Key highlights associated with these four topics are outlined below.

Registration
  • Only an ESR may register as an MSR, although registration as an MSR is not required.
  • An MSR is modeled as a generator and may provide all market products. Output can be positive or negative.
  • An MSR must be capable of providing 0.1 MW for at least one hour to be eligible for any product in the SPP IM. It must also provide derated one-hour capacity value.
  • The registered Maximum State of Charge (SOC) is used to validate the resource’s offer.
Commitment
  • The Charge/Discharge limits for MSRs are used instead of the Capacity Operating Limits utilized by non-MSR resources.
  • The ESR Loss Factor is the parameter needed for the Market Monitoring Unit.
  • The SoC forecast is used for forward-looking market studies, including for the DA market and RUC.
  • MSRs are committed, dispatched, and deployed the same as non-MSR resources, but with the ability to have negative output, which represents a resource that is charging in the market.
  • How an MSR is committed, dispatched, and deployed is dependent on its mode of operation.
    • Charge
    • Discharge
    • Continuous (both Charge and Discharge)
  • The market participant (MP) must enter “0” in the Charge and Discharge Minimum Limits to indicate to the market it is continuously dispatchable.
  • Market participants are the default managers of the SoC and SPP receives the SoC Forecast and Current SoC, which it uses as inputs.
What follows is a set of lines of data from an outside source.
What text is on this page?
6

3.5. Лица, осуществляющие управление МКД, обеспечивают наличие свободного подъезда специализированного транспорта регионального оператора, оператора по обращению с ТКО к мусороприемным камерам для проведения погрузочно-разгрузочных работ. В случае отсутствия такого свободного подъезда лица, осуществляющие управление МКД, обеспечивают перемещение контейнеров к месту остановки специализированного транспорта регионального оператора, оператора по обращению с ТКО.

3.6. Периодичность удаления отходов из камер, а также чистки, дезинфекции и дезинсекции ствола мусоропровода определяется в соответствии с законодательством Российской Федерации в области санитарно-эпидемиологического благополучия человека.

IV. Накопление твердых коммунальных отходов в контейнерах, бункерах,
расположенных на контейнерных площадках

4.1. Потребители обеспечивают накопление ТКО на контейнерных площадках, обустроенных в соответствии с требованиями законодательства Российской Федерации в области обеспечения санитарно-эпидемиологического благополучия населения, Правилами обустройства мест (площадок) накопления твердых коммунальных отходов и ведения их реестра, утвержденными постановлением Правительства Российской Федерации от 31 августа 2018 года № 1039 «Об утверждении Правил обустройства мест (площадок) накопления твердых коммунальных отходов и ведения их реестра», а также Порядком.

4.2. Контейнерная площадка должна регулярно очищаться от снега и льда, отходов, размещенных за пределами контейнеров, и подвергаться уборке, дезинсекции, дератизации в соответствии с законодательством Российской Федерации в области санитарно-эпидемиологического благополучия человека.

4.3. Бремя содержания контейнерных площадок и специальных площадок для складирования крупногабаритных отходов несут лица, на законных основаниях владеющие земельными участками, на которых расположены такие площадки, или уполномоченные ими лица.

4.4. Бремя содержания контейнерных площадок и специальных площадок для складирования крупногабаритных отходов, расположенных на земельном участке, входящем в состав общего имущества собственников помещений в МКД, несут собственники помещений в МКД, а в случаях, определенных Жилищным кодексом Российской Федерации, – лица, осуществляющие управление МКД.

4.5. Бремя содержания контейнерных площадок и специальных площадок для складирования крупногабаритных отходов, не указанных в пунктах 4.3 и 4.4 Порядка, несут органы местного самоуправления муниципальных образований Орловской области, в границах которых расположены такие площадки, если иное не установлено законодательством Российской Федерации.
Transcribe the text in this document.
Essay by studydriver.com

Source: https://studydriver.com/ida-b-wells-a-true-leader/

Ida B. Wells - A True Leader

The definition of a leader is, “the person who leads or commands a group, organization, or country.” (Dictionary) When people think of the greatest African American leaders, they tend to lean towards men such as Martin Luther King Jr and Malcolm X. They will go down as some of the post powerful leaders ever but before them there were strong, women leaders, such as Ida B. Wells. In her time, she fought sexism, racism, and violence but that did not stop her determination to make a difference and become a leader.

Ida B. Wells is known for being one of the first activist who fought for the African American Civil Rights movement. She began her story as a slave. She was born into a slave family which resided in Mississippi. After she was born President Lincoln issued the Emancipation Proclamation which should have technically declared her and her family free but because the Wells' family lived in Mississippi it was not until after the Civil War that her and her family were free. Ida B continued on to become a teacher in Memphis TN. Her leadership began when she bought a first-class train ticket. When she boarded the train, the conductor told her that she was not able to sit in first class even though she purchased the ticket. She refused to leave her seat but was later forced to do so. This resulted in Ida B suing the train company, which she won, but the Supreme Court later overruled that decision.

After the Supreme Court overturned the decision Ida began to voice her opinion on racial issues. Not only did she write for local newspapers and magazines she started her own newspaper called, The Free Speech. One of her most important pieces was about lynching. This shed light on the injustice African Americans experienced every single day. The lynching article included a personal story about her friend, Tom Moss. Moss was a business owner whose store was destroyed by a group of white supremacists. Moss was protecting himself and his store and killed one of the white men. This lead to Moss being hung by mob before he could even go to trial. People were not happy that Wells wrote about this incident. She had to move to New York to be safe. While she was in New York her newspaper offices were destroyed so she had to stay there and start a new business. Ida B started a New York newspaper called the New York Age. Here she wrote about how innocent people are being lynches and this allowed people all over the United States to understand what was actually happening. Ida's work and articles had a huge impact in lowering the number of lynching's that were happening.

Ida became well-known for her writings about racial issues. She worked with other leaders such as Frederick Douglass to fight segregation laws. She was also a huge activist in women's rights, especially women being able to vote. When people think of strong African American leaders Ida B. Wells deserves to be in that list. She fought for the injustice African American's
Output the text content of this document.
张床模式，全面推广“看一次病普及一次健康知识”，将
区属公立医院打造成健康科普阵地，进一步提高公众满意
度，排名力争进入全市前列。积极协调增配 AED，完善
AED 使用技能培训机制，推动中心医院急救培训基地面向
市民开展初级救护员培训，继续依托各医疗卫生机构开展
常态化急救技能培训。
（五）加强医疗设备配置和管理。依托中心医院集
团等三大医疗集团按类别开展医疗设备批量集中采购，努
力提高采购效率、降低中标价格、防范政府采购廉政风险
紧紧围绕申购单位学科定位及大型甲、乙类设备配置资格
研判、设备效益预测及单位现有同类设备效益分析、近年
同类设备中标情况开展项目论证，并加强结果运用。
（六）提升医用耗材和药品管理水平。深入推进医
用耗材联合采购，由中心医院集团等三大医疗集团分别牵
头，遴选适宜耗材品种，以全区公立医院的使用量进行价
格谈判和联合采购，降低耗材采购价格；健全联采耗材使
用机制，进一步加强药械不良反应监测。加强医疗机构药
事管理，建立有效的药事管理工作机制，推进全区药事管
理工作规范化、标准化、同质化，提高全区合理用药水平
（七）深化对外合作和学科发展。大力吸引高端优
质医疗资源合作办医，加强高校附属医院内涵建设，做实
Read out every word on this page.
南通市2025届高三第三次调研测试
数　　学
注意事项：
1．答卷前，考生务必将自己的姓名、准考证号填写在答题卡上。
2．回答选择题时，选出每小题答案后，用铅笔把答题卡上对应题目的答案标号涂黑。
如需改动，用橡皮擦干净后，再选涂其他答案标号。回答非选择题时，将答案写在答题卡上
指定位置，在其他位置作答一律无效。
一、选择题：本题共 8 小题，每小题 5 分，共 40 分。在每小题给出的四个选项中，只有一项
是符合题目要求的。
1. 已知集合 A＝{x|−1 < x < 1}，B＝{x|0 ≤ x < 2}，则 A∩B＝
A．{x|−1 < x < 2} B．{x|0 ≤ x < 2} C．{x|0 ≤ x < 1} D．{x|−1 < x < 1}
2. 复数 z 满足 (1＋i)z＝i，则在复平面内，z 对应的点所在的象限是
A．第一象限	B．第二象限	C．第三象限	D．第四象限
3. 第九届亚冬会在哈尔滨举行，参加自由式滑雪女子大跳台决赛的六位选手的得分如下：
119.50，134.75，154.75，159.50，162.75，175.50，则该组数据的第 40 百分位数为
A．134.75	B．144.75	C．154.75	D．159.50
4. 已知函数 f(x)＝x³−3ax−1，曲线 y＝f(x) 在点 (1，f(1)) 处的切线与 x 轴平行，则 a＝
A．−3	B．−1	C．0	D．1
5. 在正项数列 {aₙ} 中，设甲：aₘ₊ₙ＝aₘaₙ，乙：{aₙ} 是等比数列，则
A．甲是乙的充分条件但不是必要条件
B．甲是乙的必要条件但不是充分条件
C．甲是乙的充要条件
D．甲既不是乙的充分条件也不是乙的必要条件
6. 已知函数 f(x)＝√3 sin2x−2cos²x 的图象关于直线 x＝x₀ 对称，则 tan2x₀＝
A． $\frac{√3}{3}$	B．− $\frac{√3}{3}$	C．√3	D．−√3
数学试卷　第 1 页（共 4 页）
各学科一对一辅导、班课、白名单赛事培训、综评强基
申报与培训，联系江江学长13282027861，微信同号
SPP accepts these values at face value.
Deployment
  • Discharging MSRs can provide not only energy but also operating reserves. They are cleared and deployed like non-MSRs having:
    • Regulation Up
    • Regulation Down
    • Spinning Reserve
    • Supplemental Reserve
  • Charging MSRs can also provide Regulation and Contingency Reserve to the market.
  • Energy dispatch modifies the MSR’s SoC.
  • Cleared Operating Reserve may not modify the SoC since deployment is not guaranteed.
  • SPP’s Cleared Operating Reserve has a 50% chance of deployment and, therefore a 50% impact on the SoC.
  • MSR deployment of operating reserves impacts the SoC just as the dispatch of energy does. However, Cleared Operating Reserve does not always get deployed. Therefore, for the enforcement of the maximum and minimum SoC constraints, Cleared Operating Reserves will impact the resources by SoC by 50% of the cleared product.

 

    Settlements
    Each MSR has one Meter Data Submittal Location (MDSL).
     
    • Submit positive meter values if the MSR charges
    • Submit negative meter values if the MSR discharged
    • Since MSRs can inject like a resource and withdraw like a load, SPP ensures accurate settlement charges and credits

    • An MSR may receive a credit via the Out-Of-Merit-Energy (OOME) charge type if it receives an OOME Dispatch Instruction to charge.

     

    Conclusion

    Energy Storage Resources are the key to achieving renewable energy targets and decarbonization efforts. Wholesale power markets are looking to embrace this technology by integrating them as part of an overall grid solution. PCI is engaged with SPP through its focus-group meetings as stakeholders continue to discuss the integration of ESRs into the Integrated Marketplace. PCI’s goal is to provide clients with (a) consultation and guidance while SPP navigates the MSR integration process and (b) to ensure a robust implementation of any deployed changes to the PCI Platform.